Saya rasa tidak perlu sekolah tinggi-tinggi untuk memahami betapa catcalling termasuk pelecehan seksual. Penjelasan yang bakal saya paparkan tidak akan teoretis dan njelimet kok. Semoga bisa jadi pencerahan buat yang belum ngerti.

Sebelumnya saya mau cerita dulu, pagi ini kawan saya mengalaminya, jadi objek siulan bapak bangunan di dekat kosnya saat mau pergi ke kantor. Jarak rumah kosnya dari kantor tidak jauh, bisa ditempuh dengan jalan kaki. Namun akibat peristiwa ini dia harus memutar lewat jalan lain yang dua kali lebih jauh karena merasa paranoid dan nggak nyaman. Dalam level kecil sekalipun, kerugian akibat pelecehan seksual yang sering dianggap sepele ini bisa menimbulkan trauma.

Kawan-kawan, pelecehan seksual berupa siulan ini kita kenal dengan istilah catcalling. Hingga saat ini belum ada padanan kata yang pasti dalam istilah bahasa Indonesianya. Ini sekaligus menandakan bahwa masyarakat kita masih minim pemahaman.

Maka itu silakan lepaskan semua beban emosi di kepala kalian dan nggak usah bawa-bawa perasaan dalam memahami konteks siulan sebagai pelecehan seksual.

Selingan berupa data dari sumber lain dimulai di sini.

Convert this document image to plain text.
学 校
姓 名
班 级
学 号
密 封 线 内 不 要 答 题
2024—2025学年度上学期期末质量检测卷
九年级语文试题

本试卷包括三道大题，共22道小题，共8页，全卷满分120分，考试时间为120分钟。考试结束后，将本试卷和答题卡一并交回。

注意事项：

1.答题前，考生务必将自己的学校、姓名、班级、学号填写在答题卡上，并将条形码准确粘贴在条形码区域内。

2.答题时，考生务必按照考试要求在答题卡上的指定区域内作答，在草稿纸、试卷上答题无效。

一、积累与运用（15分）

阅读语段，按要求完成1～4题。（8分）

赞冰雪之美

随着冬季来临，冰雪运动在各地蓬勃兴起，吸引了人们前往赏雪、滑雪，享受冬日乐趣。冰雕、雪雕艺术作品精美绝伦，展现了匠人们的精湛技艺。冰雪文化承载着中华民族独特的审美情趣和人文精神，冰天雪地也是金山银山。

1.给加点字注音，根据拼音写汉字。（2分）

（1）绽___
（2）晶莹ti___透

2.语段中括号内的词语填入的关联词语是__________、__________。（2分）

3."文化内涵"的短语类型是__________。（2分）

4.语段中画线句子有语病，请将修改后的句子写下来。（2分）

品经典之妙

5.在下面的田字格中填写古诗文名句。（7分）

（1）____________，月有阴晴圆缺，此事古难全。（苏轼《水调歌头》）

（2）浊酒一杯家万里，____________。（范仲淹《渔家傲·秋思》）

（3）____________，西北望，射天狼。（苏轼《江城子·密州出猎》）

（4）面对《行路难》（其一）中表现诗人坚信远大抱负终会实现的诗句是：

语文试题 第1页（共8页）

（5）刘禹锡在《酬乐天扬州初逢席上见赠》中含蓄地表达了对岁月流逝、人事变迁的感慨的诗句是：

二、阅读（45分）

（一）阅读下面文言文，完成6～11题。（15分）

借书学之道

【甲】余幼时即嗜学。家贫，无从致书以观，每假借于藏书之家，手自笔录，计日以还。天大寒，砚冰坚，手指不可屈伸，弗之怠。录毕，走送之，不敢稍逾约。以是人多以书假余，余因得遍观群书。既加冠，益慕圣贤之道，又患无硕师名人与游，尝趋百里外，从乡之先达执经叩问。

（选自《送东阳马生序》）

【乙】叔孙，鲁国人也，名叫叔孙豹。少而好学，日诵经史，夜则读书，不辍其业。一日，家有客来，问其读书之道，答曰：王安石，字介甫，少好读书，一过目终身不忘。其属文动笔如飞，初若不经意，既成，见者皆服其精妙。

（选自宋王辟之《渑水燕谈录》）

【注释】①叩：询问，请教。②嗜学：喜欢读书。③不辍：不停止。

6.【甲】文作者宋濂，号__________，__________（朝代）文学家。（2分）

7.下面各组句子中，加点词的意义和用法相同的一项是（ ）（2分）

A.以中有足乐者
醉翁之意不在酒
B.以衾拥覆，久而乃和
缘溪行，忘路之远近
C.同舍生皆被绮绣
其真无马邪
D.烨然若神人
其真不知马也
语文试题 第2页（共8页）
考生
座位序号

Baik yang pro dan yang kontra sama hal ini, cobalah kosongin gelas dulu.

Berangkat dari beberapa cuitan Hannah Al-Rasyid tentang pengalamannya saat disuit-suitin ojol, tanggapan netizen sangat beragam. Ini bakal jadi pertarungan yang tidak ujungnya jika kalian tidak saling memberikan pemahaman.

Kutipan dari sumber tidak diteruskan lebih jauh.